Il cristiano è una persona che ha visto Dio e che, avendo contemplato le sue perfezioni, ha visto se stesso nella giusta luce. Come Isaia, Neemia, Daniele e tutti i grandi intercessori, prostrato al cospetto di Dio, il credente autenticamente umile si vede ugualmente colpevole come il resto del popolo e non prova minimamente a distinguersi dagli altri. Non si mette a confronto di altri peccatori, non si misura con un metro umano e riconosce che la medesima corruzione che ha portato i suoi simili a peccare così gravemente, è presente e operante anche nel suo stesso cuore.
Quando scorge qualcuno peccare non esclama: «Guai a te, peccatore!», ma si lamenta di se stesso dicendo: «Misero me, uomo!». Non si permette di scagliare la prima pietra, sa bene di non essere senza peccato.

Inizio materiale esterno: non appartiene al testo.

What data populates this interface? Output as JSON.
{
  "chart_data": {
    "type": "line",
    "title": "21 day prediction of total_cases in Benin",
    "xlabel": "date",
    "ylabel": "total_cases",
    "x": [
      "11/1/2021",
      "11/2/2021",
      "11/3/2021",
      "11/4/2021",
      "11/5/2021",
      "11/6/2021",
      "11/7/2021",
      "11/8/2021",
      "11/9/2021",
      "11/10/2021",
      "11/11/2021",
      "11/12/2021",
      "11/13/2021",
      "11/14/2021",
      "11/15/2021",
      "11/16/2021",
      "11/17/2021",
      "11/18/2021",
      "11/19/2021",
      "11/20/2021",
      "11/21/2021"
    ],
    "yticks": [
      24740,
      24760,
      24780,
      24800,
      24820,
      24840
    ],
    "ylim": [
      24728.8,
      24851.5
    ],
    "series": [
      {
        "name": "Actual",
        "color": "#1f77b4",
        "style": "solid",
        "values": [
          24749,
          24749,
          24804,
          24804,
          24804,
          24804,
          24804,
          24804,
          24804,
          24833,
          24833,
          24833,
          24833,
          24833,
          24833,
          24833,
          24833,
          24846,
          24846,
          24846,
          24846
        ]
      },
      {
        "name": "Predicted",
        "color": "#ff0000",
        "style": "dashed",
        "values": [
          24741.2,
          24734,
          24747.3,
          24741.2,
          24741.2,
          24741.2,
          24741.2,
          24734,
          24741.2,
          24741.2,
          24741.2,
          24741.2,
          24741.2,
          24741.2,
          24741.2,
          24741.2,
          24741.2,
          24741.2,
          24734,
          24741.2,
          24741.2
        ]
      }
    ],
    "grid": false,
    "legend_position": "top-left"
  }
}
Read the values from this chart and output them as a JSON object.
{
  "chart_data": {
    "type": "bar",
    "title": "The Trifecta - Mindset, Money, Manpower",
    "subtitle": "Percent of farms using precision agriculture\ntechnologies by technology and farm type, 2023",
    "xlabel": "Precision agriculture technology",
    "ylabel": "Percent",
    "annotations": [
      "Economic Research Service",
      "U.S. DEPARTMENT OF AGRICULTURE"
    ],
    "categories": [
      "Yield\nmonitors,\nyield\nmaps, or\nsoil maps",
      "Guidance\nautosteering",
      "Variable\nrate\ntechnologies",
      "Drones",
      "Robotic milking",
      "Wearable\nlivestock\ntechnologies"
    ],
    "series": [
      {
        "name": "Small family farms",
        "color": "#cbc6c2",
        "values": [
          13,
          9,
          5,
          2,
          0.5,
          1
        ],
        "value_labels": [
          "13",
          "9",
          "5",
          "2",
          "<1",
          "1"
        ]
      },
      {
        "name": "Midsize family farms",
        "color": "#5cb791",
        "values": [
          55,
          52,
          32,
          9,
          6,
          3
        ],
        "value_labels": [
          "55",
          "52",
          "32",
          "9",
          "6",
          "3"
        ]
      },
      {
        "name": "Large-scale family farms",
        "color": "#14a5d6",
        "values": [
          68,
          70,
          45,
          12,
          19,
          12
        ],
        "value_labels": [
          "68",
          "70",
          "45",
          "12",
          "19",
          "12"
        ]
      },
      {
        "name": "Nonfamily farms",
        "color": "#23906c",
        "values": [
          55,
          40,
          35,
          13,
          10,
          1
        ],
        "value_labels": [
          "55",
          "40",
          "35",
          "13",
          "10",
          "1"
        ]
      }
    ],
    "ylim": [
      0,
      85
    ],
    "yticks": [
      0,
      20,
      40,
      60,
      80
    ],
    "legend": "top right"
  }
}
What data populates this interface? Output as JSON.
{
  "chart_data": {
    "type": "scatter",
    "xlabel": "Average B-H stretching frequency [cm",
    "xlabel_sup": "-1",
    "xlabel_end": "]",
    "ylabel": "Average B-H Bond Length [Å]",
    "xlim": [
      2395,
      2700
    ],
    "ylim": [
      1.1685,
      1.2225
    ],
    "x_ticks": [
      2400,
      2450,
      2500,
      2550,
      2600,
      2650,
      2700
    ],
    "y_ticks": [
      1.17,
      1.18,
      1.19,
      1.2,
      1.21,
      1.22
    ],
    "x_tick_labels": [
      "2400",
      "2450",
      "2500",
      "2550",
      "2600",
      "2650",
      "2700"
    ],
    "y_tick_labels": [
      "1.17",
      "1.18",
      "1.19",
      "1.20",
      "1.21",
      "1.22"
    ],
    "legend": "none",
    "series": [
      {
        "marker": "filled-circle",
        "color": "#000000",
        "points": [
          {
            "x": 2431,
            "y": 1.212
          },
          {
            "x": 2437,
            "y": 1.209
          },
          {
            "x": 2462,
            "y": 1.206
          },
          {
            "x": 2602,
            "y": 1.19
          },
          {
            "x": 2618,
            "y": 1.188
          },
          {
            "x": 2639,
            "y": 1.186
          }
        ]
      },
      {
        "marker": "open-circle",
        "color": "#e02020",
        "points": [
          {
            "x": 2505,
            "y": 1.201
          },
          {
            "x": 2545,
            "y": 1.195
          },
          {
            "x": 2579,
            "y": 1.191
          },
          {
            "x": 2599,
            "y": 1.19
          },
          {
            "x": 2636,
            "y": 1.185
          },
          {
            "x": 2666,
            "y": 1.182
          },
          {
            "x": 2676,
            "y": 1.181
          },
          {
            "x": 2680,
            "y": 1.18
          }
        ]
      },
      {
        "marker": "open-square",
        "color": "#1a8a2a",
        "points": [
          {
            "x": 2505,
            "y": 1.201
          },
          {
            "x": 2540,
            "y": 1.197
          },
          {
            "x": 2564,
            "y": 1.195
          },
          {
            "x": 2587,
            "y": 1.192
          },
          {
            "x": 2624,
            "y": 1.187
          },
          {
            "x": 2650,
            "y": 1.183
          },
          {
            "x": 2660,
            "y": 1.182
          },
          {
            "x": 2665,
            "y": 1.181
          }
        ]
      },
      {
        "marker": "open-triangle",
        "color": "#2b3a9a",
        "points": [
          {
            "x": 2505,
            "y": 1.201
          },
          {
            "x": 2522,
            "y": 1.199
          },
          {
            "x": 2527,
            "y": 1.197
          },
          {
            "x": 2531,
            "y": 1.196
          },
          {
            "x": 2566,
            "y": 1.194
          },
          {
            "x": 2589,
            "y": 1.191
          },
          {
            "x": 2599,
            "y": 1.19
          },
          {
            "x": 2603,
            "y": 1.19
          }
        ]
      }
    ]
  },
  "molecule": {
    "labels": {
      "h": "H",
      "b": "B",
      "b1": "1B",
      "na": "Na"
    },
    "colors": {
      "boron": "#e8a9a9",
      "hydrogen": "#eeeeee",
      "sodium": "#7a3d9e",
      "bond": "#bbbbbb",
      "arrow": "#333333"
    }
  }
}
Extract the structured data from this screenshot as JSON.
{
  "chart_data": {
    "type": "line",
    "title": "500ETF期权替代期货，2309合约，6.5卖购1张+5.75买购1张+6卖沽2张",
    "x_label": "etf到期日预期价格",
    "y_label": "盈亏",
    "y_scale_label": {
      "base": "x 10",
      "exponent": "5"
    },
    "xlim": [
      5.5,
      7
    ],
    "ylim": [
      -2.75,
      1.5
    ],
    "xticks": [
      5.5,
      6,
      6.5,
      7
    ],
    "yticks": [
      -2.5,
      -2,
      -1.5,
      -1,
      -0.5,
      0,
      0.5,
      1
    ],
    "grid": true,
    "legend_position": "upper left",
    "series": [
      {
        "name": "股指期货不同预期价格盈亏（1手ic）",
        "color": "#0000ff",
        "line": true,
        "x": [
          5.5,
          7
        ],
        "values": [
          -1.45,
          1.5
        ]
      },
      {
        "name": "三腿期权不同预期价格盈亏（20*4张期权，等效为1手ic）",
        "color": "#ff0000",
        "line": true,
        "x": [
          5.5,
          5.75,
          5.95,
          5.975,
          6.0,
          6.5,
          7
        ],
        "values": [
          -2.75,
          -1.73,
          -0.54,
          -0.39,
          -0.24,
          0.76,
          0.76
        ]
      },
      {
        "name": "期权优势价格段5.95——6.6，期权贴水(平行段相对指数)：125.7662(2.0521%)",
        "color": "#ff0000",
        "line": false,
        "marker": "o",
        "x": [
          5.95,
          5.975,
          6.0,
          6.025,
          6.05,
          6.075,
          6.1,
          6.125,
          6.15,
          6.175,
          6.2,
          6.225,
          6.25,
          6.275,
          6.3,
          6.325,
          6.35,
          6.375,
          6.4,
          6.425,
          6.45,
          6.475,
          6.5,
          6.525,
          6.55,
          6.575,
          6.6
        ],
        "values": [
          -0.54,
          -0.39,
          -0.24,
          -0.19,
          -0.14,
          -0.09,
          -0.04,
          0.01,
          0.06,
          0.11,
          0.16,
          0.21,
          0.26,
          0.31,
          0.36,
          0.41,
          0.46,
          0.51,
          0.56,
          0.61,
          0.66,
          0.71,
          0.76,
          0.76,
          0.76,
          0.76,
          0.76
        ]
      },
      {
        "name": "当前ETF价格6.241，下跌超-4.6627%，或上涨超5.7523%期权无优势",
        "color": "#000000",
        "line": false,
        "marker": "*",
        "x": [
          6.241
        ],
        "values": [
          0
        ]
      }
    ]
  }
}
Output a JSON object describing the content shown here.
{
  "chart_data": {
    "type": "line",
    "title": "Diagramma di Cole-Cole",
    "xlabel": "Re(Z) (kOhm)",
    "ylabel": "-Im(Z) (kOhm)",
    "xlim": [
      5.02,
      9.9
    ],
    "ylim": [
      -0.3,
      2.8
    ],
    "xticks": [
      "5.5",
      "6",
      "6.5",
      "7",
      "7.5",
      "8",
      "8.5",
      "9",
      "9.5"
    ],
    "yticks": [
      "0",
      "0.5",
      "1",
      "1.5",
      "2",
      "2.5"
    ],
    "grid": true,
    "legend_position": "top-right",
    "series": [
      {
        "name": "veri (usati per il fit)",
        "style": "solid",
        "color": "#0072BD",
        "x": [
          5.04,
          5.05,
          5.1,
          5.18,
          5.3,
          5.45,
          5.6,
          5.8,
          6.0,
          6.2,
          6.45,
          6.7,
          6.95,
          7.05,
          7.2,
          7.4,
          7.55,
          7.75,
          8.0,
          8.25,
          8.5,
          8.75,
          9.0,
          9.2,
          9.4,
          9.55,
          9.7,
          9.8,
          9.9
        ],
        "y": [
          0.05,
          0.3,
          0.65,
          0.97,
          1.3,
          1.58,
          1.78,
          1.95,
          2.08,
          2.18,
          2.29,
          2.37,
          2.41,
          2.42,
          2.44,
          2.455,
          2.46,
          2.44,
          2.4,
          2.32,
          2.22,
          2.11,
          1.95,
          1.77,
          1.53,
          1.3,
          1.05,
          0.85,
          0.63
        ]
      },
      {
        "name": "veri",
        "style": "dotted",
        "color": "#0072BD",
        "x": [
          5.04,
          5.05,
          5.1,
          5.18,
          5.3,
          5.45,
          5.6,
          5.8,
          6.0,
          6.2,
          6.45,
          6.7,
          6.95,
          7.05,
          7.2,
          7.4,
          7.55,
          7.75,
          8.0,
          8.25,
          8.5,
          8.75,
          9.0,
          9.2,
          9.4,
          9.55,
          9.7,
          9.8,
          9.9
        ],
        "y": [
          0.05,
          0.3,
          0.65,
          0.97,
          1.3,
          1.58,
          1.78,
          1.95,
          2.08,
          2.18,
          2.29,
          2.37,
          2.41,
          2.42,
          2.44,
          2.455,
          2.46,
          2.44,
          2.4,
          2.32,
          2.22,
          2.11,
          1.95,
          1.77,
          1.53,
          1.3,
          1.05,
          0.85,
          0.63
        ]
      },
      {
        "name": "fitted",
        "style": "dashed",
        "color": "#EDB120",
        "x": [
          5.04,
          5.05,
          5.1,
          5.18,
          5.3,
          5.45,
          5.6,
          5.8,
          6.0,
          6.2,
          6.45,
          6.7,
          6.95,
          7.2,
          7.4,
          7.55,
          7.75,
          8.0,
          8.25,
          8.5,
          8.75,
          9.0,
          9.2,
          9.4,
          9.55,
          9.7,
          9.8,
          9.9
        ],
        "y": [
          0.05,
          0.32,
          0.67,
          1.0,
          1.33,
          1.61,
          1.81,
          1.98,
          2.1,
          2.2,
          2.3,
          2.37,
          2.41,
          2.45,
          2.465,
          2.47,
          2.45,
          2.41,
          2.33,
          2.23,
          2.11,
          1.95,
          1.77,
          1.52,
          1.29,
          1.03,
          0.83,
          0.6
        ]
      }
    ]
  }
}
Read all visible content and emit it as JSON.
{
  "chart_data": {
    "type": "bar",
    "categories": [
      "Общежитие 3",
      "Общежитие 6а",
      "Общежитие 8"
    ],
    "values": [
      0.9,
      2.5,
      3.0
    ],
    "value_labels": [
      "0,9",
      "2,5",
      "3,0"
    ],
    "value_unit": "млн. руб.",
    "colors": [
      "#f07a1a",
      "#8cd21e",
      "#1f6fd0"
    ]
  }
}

Questo atteggiamento autenticamente umile, Edwards, si propone di attuarlo «nel parlare e nell’agire» poiché è relativamente facile apparire umili nelle parole, magari in preghiera, al cospetto di Dio, salvo poi esprimere una condotta arrogante, superba e orgogliosa nei confronti dei nostri simili e dei nostri fratelli. Non vi ricorda questo modo di fare l’atteggiamento del fariseo della parabola? (Lc. 18:9-14).
Edwards si propose di non giudicare frettolosamente, ma di porsi “nei panni altrui” e di mostrare un’umile compassione verso chiunque, anche verso chi, nel futuro, avrebbe peccato contro di lui.
A volte, assumere un atteggiamento diverso è pura ipocrisia, poiché le stesse persone che giudicano gli altri non fanno altro che condannare se stesse (Cfr. Ro. 2:1-3; 17-23)
Diversamente, l’atteggiamento umile al cospetto di Dio e degli uomini produce esattamente quello che Edwards si propose di fare in questi casi: un più attento ed efficace esame di se stessi, il provare vergogna di se stessi, la confessione a Dio dei propri peccati e della propria miseria e il prendere le giuste precauzioni affinché non accada di peggio a noi che ci siamo avveduti della gravità del comportamento altrui.
La via dell’orgoglio, anche di quello che si nasconde sotto il manto della religiosità, dello zelo per la verità, dell’amore della giustizia e della ricerca della purezza, porta solo alla distruzione personale, alla dissoluzione di ogni relazione e alla rovina eterna.
La via dell’umiltà è la via migliore, è la via che ci porta in cielo!